Suddenly Isabeau kissed his cheek and he opened his eyes to focus on her once more. He looked mildly confused and wholly innocent. She knew the innocence was an illusion.

"I am going to find someone to help us," she told him. "I will be back as soon as I can."

"Don't leave," he whispered. "Please m'lady."

Isabeau touched the top of his head and was gone.

Phillipe was accustomed to people leaving him, never to return. Whether by death-like his mother-or abandonment, like his father. Like any other person he'd ever loved or trusted. Eventually, he found it less painful if he was the one that left first. "The truth is, no one can hurt me if I've already abandoned them. Only a fool sticks around to find out. "

He knew that somewhere there was a great gap of logic in that plan- still it was the one that had kept him alive. But now, he was forced to wait on Isabeau, as helpless to move as he was that first night that she found him lashed to a tree and he charmed her into letting him go, so that he could run.

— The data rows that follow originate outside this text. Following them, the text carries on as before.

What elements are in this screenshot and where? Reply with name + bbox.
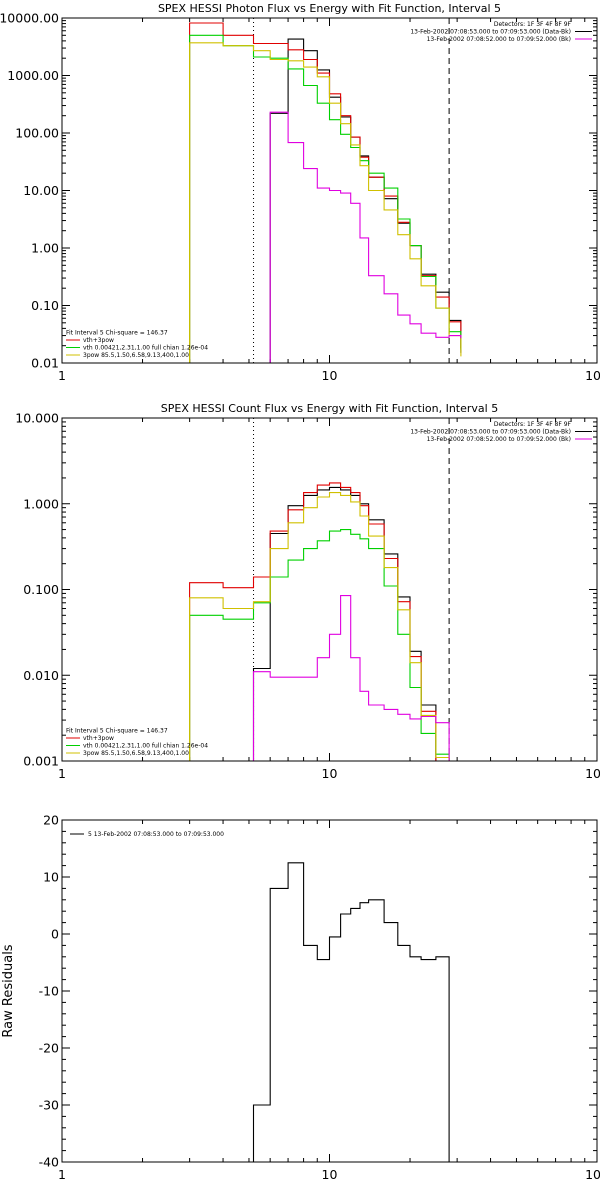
x-tick-label: 10: [322, 368, 338, 383]
series-line: [189, 22, 462, 363]
series-line: [269, 38, 462, 363]
series-line: [252, 486, 450, 761]
y-tick-label: -30: [39, 1098, 59, 1113]
y-tick-label: 0.100: [23, 582, 59, 597]
y-tick-label: 0: [51, 927, 59, 942]
header-text: Detectors: 1F 3F 4F 8F 9F: [494, 421, 572, 428]
series-line: [252, 862, 450, 1162]
y-tick-label: 10.00: [23, 183, 59, 198]
photon-flux-panel: SPEX HESSI Photon Flux vs Energy with Fi…: [0, 2, 600, 383]
y-tick-label: 1000.00: [7, 68, 59, 83]
header-text: 13-Feb-2002 07:08:53.000 to 07:09:53.000…: [410, 29, 571, 36]
x-tick-label: 10: [322, 1167, 338, 1182]
legend-text: 3pow 85.5,1.50,6.58,9.13,400,1.00: [83, 750, 189, 757]
series-line: [189, 529, 450, 761]
series-line: [189, 482, 450, 761]
y-tick-label: -20: [39, 1041, 59, 1056]
header-text: 13-Feb-2002 07:08:53.000 to 07:09:53.000…: [410, 429, 571, 436]
x-tick-label: 100: [585, 1167, 600, 1182]
chart-title: SPEX HESSI Photon Flux vs Energy with Fi…: [158, 2, 501, 15]
y-tick-label: 0.10: [31, 298, 59, 313]
chart-title: SPEX HESSI Count Flux vs Energy with Fit…: [161, 402, 498, 415]
legend-text: 5 13-Feb-2002 07:08:53.000 to 07:09:53.0…: [88, 831, 224, 838]
y-tick-label: -10: [39, 984, 59, 999]
x-tick-label: 1: [58, 766, 66, 781]
y-tick-label: 100.00: [15, 126, 59, 141]
y-tick-label: 0.001: [23, 754, 59, 769]
y-tick-label: 10.000: [15, 411, 59, 426]
x-tick-label: 1: [58, 368, 66, 383]
plot-frame: [61, 417, 598, 762]
legend-text: 3pow 85.5,1.50,6.58,9.13,400,1.00: [83, 352, 189, 359]
x-tick-label: 10: [322, 766, 338, 781]
header-text: 13-Feb-2002 07:08:52.000 to 07:09:52.000…: [427, 36, 571, 43]
legend-text: vth 0.00421,2.31,1.00 full chian 1.26e-0…: [83, 345, 208, 352]
legend-text: Fit Interval 5 Chi-square = 146.37: [66, 728, 168, 735]
plot-frame: [61, 819, 598, 1163]
y-tick-label: 0.010: [23, 668, 59, 683]
y-tick-label: -40: [39, 1155, 59, 1170]
residuals-panel: Raw Residuals 1 10 100 -40 -30 -20 -10 0 10 20 5 13…: [1, 813, 600, 1183]
y-tick-label: 0.01: [31, 356, 59, 371]
series-line: [189, 492, 450, 761]
plot-frame: [61, 17, 598, 364]
y-axis-label: Raw Residuals: [1, 944, 16, 1037]
y-tick-label: 10000.00: [0, 11, 59, 26]
legend-text: vth 0.00421,2.31,1.00 full chian 1.26e-0…: [83, 743, 208, 750]
y-tick-label: 1.000: [23, 496, 59, 511]
x-tick-label: 1: [58, 1167, 66, 1182]
legend-text: vth+3pow: [83, 337, 114, 344]
series-group: [189, 482, 450, 761]
series-group: [252, 862, 450, 1162]
header-text: 13-Feb-2002 07:08:52.000 to 07:09:52.000…: [427, 436, 571, 443]
y-tick-label: 1.00: [31, 241, 59, 256]
header-text: Detectors: 1F 3F 4F 8F 9F: [494, 21, 572, 28]
series-group: [189, 22, 462, 363]
y-tick-label: 20: [43, 813, 59, 828]
series-line: [189, 34, 462, 363]
series-line: [269, 111, 462, 363]
series-line: [252, 595, 450, 761]
legend-text: vth+3pow: [83, 735, 114, 742]
x-tick-label: 100: [585, 368, 600, 383]
series-line: [189, 42, 462, 363]
y-tick-label: 10: [43, 870, 59, 885]
legend-text: Fit Interval 5 Chi-square = 146.37: [66, 330, 168, 337]
count-flux-panel: SPEX HESSI Count Flux vs Energy with Fit…: [15, 402, 600, 781]
x-tick-label: 100: [585, 766, 600, 781]
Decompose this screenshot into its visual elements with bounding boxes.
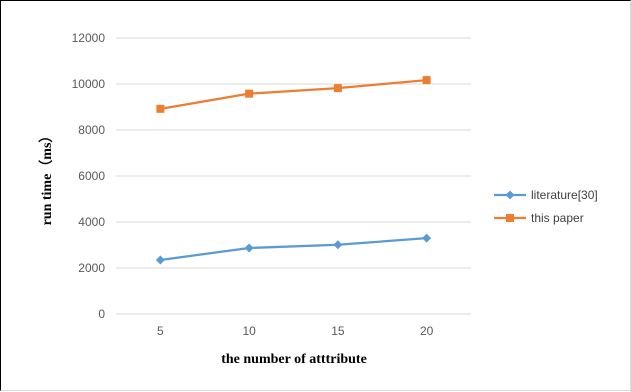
series-line-0 (160, 236, 427, 262)
y-tick-label: 4000 (78, 215, 105, 229)
data-point (155, 255, 165, 265)
y-tick-label: 10000 (72, 77, 106, 91)
legend-item-1: this paper (494, 211, 584, 225)
data-point (333, 240, 343, 250)
y-axis-label: run time（ms） (39, 129, 55, 226)
legend-label: this paper (531, 211, 584, 225)
x-tick-label: 20 (420, 324, 434, 338)
x-tick-label: 10 (242, 324, 256, 338)
series-group (155, 76, 432, 265)
x-tick-label: 15 (331, 324, 345, 338)
data-point (244, 243, 254, 253)
legend-marker (505, 190, 515, 200)
series-line-1 (160, 78, 427, 110)
x-tick-label: 5 (157, 324, 164, 338)
grid-lines (116, 37, 471, 315)
data-point (422, 76, 431, 85)
legend-label: literature[30] (531, 188, 598, 202)
y-tick-label: 12000 (72, 31, 106, 45)
legend-item-0: literature[30] (494, 188, 598, 202)
data-point (422, 233, 432, 243)
series-0 (155, 233, 432, 265)
data-point (156, 104, 165, 113)
y-axis-ticks: 0 2000 4000 6000 8000 10000 12000 (72, 31, 106, 321)
y-tick-label: 0 (98, 307, 105, 321)
data-point (333, 84, 342, 93)
x-axis-label: the number of atttribute (221, 352, 367, 367)
data-point (245, 89, 254, 98)
legend-marker (506, 214, 514, 222)
y-tick-label: 2000 (78, 261, 105, 275)
y-tick-label: 8000 (78, 123, 105, 137)
x-axis-ticks: 5 10 15 20 (157, 324, 434, 338)
legend: literature[30] this paper (494, 188, 598, 225)
series-1 (156, 76, 431, 113)
y-tick-label: 6000 (78, 169, 105, 183)
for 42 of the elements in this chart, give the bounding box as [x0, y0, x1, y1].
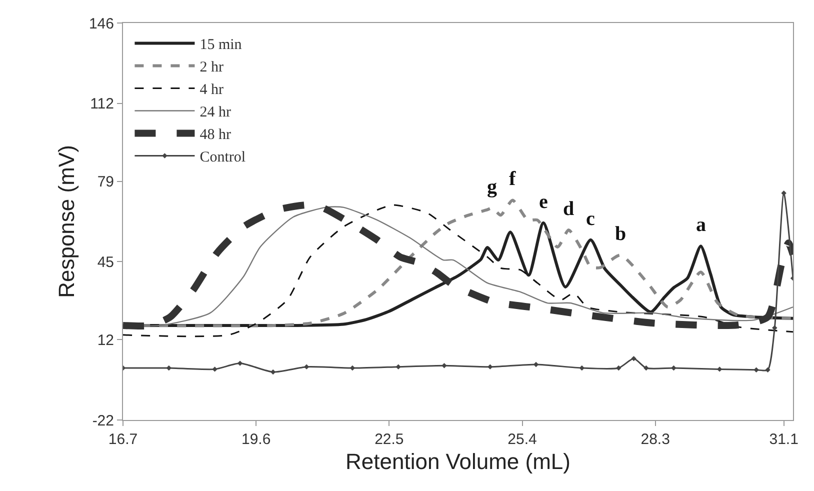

Long ago, he'd learned that that his charisma was his greatest weapon. The dexterity to dodge and weave and hide and steal that had earned him the nickname of 'The Mouse' was really second to his charm.

His way with words, how he could bend them to his will at a moment's notice, his smile, his sweet dark eyes- those were his true weapons. And yet, despite them, every person in his life had eventually left him. Betrayed him. And some part of his mind whispered that Isabeau had just done the same.

If she had, then the truth was he didn't want to live anymore. Not if Beauty had abandoned him once he was no longer of use. His heart could not take that.


"Good God, Abraham!" Imperius's voice split the countryside as his wagon rolled to a halt. "Do not make me get off this blasted wagon."

The donkey paid him no heed and ducked his head to graze. Imperius waved his lash at him and swore. He promised to beat the donkey into the ground. He cursed him and three generations of his progeny. He leaned forward at an awkward angle on his dilapidated cart and smacked the furry brown rump with his fingertips.

Abraham flicked his tail and kept eating.

Imperius burst out with a string of expletives and took a swig of his wine sack. "You cursed beast. God has given me stewardship over you to atone for my sins, I swear it."

The voice inside himself, that Imperius called God, had grown firmer in its insistence that he start moving. It told him to pack his supplies and head toward Aquila. He was puzzled. He'd finished his task. He'd corrected his wrongs.

And, yet, the voice inside him told him that he was needed. That he had not yet fulfilled his purpose. Something told him that mending things between Isabeau and Navarre was only the beginning. He was needed elsewhere.

And so when God spoke, Imperius begrudgingly listened. He had no choice, being His servant as it were. What he did not know is that the thing he was really searching for was a little mouse.